Directed by Mike Nichols (1990) Novel & Screenplay by Carrie Fisher
Starring: Meryl Streep, Shirley MacLaine, Dennis Quaid, Gene Hackman, Richard Dreyfuss
Suzanne Vale (Streep) overdoses on pills and cocaine. She’s sent to rehab, and once she gets out it’s written in her contract that she must live with a responsible party for her next film. She moves in with her mother, Doris Mann (MacLaine), an alcoholic in denial.
The movie is centered around the mother-daughter relationship, while Suzanne works on her movie. Her mother is bombastic, and Suzanne switches between loving her and hating her for it. It’s a film built off performances, and Streep is a knock out. While she’s tempted by her co-star’s prescription drugs, hesitatingly starts a relationship with Jack Faulkner (Quaid), and is told three times over that her acting while off drugs isn’t top-notch.
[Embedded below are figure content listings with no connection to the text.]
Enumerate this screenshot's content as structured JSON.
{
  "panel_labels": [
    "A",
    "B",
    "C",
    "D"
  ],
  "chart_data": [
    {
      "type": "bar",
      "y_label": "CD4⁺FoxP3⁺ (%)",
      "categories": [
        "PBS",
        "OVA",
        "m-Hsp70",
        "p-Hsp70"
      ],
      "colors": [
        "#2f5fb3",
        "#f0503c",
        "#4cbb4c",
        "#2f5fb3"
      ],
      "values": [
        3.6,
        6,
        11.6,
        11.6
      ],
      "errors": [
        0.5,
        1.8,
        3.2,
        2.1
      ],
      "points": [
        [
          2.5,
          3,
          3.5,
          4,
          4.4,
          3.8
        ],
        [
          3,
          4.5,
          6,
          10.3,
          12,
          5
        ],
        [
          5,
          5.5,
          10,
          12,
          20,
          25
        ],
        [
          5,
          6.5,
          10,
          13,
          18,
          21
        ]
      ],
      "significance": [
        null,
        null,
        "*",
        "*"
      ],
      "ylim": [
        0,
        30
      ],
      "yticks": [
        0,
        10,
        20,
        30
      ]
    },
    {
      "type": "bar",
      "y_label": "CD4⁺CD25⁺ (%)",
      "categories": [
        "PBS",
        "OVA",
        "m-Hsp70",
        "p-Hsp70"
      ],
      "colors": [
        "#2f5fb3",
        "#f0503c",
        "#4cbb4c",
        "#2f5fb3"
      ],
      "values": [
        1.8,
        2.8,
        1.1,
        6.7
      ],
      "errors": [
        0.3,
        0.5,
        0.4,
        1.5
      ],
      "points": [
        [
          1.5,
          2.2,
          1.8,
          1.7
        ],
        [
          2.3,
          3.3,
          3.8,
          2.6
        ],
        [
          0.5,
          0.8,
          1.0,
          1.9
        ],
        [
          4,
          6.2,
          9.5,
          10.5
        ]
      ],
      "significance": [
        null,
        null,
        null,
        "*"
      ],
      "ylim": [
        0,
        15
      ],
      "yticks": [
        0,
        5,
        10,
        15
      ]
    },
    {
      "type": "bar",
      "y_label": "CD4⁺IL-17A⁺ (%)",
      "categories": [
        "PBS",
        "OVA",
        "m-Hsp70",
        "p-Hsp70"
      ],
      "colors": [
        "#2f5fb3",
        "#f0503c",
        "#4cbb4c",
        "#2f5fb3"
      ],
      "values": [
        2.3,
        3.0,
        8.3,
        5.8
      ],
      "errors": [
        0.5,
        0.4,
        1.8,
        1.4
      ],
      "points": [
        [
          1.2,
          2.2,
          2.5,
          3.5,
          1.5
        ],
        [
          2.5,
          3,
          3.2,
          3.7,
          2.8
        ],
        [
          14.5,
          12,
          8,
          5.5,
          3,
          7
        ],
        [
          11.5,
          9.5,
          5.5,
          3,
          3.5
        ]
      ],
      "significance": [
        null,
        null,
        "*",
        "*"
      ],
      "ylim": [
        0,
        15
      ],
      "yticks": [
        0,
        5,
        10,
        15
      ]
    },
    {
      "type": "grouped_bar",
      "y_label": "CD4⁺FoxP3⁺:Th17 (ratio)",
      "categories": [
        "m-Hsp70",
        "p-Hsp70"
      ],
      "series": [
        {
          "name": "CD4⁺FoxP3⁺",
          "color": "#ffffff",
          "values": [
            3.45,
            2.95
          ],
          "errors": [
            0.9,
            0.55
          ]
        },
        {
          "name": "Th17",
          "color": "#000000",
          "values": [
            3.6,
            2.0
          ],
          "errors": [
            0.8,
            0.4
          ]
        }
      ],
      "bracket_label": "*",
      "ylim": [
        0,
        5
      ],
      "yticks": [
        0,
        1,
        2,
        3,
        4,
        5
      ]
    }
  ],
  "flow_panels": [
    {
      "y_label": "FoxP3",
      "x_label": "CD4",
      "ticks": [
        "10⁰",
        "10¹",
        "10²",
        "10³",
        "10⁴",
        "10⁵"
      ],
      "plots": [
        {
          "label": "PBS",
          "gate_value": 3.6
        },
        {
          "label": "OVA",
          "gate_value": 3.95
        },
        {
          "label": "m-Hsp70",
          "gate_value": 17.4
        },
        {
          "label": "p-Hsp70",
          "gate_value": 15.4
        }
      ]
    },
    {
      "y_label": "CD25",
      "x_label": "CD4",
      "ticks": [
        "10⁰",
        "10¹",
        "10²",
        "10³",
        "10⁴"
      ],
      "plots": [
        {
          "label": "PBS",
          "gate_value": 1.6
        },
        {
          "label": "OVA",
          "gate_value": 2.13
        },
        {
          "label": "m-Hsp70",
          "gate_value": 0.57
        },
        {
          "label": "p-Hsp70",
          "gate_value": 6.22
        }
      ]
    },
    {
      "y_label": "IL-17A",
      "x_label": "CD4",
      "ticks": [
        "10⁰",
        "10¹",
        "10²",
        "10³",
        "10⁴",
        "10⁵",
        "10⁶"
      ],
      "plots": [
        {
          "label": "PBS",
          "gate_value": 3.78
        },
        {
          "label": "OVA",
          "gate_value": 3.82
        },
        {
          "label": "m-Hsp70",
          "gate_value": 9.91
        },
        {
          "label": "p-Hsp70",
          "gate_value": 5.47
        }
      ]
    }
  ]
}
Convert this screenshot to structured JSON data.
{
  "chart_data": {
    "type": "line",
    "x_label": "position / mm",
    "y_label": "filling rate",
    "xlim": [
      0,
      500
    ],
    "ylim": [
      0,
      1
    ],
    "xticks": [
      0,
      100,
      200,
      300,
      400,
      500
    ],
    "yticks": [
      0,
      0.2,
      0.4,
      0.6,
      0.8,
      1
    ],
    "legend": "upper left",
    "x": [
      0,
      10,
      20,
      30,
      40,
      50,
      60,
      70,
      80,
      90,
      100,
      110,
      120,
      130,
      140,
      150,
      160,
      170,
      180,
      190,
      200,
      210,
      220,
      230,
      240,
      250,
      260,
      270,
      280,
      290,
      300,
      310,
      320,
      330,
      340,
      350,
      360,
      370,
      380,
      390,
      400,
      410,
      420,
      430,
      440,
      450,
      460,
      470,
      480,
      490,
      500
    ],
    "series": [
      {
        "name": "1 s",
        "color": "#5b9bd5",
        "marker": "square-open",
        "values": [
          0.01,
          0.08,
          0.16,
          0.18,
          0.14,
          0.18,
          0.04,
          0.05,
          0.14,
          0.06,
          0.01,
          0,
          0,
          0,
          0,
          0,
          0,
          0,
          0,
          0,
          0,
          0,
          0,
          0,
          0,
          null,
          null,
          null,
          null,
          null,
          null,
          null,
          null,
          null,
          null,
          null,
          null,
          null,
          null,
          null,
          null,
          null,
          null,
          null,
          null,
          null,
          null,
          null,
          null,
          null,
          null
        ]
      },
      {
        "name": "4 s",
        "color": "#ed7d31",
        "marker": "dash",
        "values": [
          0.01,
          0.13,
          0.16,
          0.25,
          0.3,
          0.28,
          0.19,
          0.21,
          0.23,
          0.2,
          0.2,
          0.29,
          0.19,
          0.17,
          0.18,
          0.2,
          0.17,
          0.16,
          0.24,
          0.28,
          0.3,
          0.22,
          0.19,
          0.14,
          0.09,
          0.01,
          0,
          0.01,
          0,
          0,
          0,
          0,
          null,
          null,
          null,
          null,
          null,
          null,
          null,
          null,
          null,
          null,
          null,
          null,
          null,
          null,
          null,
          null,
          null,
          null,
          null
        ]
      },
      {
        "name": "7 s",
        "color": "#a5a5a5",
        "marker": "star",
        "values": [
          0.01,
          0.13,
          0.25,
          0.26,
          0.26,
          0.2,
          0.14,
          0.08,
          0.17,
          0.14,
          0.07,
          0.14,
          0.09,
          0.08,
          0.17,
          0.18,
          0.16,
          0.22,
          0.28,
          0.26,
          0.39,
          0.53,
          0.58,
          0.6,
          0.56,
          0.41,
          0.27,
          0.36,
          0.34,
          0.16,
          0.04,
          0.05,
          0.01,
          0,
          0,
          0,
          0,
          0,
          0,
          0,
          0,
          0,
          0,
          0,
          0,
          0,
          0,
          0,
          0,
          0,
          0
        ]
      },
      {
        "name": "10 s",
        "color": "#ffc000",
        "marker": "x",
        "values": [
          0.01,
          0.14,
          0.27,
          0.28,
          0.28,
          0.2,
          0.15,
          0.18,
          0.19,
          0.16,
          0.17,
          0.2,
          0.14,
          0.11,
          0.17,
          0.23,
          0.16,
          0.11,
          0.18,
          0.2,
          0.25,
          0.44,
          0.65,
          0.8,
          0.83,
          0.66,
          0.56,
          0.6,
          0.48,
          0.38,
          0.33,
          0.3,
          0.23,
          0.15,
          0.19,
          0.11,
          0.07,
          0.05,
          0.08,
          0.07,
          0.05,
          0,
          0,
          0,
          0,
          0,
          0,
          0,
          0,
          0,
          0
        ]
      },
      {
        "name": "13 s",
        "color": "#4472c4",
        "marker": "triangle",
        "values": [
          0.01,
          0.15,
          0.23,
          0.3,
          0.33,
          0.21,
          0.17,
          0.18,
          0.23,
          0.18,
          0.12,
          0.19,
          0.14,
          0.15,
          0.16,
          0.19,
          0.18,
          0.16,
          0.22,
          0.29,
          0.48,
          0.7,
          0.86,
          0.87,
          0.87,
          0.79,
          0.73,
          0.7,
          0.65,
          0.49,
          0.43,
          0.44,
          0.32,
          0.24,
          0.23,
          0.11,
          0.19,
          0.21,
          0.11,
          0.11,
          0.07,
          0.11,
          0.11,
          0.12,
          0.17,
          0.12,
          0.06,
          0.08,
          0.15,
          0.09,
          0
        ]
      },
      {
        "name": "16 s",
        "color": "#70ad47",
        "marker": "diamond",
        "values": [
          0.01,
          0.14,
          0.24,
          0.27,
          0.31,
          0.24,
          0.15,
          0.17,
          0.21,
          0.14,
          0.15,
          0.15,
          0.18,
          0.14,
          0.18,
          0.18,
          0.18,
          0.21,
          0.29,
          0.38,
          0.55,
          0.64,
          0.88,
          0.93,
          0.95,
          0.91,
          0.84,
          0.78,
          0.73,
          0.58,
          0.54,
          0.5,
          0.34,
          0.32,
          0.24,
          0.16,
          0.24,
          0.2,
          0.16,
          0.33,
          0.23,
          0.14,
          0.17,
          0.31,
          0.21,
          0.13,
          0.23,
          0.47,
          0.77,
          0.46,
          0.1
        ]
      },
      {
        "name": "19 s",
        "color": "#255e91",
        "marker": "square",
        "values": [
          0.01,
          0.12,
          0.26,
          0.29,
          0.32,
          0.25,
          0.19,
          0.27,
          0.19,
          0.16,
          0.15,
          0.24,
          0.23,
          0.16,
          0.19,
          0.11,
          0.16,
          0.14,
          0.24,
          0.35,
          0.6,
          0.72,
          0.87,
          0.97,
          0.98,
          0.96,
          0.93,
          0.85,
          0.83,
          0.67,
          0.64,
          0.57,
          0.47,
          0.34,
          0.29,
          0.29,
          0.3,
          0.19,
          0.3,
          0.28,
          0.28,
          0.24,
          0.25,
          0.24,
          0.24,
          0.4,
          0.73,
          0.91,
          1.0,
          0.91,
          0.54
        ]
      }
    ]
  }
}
It’s a very Hollywood movie, with scenes of Suzanne in costume moving from set to set. While she’s walking to her car, she see seemingly talks to Jack on a suburban street, until a crew comes by to take the houses and white picket fences away. Doris Mann is a vestige of Classic Hollywood, and MacLaine gives her best poise in that arena, replete with a song and dance number at Suzanne’s coming home party. All of these items set the movie in a particular time and place, and while we could have another Postcards from the Edge in our time, I don’t see it done half as well or with the same kind of wit.
What the film makes plain is that recovering from addiction depends on the people there for support. While a nagging mother and three picky executive producers can make turning back to drugs desirable, a fellow addict and a director who’s as much a friend as a cohort can help make life easier.